Michael Rogers, Vanitas IV, 2012
cast glass, 6.75 x 16.625, 12 inches
Photo: G. Tesch
Portland, OR – Bullseye Gallery presents Vanitas, a group exhibition featuring new work in conversation with mortality and impermanence, on view January 2 – March 2, 2013.
Vanitas is a genre of still-life painting that flourished in the Netherlands in the early 17th century. The vanitas originated as small inscriptions found on the back of portraits. These grew in popularity until the full-fledged vanitas emerged and became a suitable subject for a painting. Commonly featuring skulls, books, instruments, and flowers, these paintings are not-so-subtle reminders of transience and the inevitability of death. They exhort the viewer to consider mortality. From a modern perspective these images lack the symbolic impact that they once commanded; however, the import of these works remain with us.
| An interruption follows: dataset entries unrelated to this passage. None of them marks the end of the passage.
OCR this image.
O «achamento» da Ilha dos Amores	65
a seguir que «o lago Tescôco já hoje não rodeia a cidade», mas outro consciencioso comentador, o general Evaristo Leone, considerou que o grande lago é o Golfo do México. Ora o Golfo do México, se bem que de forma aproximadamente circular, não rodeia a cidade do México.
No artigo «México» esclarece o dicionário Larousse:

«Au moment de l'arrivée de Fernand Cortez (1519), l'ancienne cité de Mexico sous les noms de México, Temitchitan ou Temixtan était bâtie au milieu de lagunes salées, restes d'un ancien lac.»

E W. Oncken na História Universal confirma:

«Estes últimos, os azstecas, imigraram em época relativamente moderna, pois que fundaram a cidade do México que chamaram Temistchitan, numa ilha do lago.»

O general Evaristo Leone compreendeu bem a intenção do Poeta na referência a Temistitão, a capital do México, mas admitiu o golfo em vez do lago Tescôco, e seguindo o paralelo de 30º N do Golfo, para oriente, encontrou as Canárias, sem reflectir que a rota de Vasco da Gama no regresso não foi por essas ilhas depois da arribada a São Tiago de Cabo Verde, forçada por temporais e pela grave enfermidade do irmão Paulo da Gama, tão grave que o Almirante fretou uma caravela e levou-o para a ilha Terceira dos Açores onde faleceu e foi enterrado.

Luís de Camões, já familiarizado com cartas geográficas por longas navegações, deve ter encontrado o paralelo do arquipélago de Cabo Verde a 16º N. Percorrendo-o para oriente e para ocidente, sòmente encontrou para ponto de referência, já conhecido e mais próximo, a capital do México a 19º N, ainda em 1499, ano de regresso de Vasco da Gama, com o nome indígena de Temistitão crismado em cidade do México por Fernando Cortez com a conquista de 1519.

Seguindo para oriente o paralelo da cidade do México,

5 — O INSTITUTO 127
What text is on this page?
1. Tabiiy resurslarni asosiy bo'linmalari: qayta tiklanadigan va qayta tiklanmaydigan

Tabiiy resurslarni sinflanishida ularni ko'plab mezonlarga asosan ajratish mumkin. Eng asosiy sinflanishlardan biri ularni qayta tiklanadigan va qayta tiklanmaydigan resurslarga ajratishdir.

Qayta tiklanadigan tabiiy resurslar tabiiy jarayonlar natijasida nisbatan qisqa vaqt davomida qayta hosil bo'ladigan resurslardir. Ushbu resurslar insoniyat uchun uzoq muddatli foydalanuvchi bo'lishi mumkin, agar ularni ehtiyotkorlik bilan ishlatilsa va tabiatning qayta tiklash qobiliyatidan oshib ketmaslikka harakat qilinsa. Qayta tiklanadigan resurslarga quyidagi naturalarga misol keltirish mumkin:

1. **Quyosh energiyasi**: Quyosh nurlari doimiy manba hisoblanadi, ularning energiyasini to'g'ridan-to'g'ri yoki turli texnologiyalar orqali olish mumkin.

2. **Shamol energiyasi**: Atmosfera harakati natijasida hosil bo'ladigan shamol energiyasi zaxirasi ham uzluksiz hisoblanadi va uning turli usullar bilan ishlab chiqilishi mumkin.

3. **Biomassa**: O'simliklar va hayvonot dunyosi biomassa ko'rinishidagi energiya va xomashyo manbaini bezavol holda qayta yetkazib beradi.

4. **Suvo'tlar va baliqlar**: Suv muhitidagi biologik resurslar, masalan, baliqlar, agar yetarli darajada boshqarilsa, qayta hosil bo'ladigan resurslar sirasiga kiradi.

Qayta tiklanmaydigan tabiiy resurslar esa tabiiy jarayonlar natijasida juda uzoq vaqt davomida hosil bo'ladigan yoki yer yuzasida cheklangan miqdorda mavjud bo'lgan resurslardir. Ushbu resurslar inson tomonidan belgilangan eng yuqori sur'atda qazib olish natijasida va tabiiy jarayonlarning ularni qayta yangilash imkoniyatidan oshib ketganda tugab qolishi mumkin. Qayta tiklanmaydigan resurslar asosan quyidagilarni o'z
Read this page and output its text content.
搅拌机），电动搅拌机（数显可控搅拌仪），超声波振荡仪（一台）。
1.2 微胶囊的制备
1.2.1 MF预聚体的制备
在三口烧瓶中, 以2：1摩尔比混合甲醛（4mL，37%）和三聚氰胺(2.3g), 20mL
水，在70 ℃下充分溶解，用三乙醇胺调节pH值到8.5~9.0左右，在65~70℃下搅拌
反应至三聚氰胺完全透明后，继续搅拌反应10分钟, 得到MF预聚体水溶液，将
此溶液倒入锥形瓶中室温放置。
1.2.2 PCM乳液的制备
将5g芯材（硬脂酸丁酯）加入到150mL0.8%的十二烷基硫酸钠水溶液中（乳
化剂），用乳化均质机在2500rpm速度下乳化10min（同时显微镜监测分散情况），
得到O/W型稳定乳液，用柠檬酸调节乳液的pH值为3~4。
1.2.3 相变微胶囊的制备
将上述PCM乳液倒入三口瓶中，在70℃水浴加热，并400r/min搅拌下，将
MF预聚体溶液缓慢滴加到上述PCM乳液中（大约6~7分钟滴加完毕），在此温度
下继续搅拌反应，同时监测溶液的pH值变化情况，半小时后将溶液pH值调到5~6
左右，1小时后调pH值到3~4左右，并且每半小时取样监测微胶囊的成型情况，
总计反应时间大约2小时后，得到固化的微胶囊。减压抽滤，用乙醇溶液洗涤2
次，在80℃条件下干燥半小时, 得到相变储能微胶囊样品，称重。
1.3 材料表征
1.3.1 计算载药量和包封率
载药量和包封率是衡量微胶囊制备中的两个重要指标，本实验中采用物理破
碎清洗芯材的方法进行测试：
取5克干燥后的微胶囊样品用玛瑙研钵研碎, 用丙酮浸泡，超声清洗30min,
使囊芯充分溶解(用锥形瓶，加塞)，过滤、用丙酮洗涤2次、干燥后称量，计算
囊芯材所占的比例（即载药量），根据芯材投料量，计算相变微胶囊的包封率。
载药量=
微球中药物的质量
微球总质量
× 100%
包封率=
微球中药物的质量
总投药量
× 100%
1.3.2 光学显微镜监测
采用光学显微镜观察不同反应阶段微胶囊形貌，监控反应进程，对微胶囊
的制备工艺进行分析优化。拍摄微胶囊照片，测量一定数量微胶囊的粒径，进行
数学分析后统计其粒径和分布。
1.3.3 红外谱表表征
With this as a starting point, five artists were invited to produce works that resonate with the theme’s symbols, meanings, and contemporary interpretations. Shannon Brunskill’s domestic installations and sculptures speak to memory and the breakdown of relationships through time and distance. June Kingsbury’s macabre Navigational Errors are altars to dark chance. Catharine Newell’s kilnformed panels relate to a personal experience with mortality. Marc Petrovic taunts the natural order in the pairing of predator and prey. Michael Rogers directly addresses the vanitas by translating historical symbols, normally seen in paint, into cast glass. “Glass,” explains Rogers, “with its transparency and translucency, is at once there and not there, making it the perfect poetic material to try to capture the fleeting.”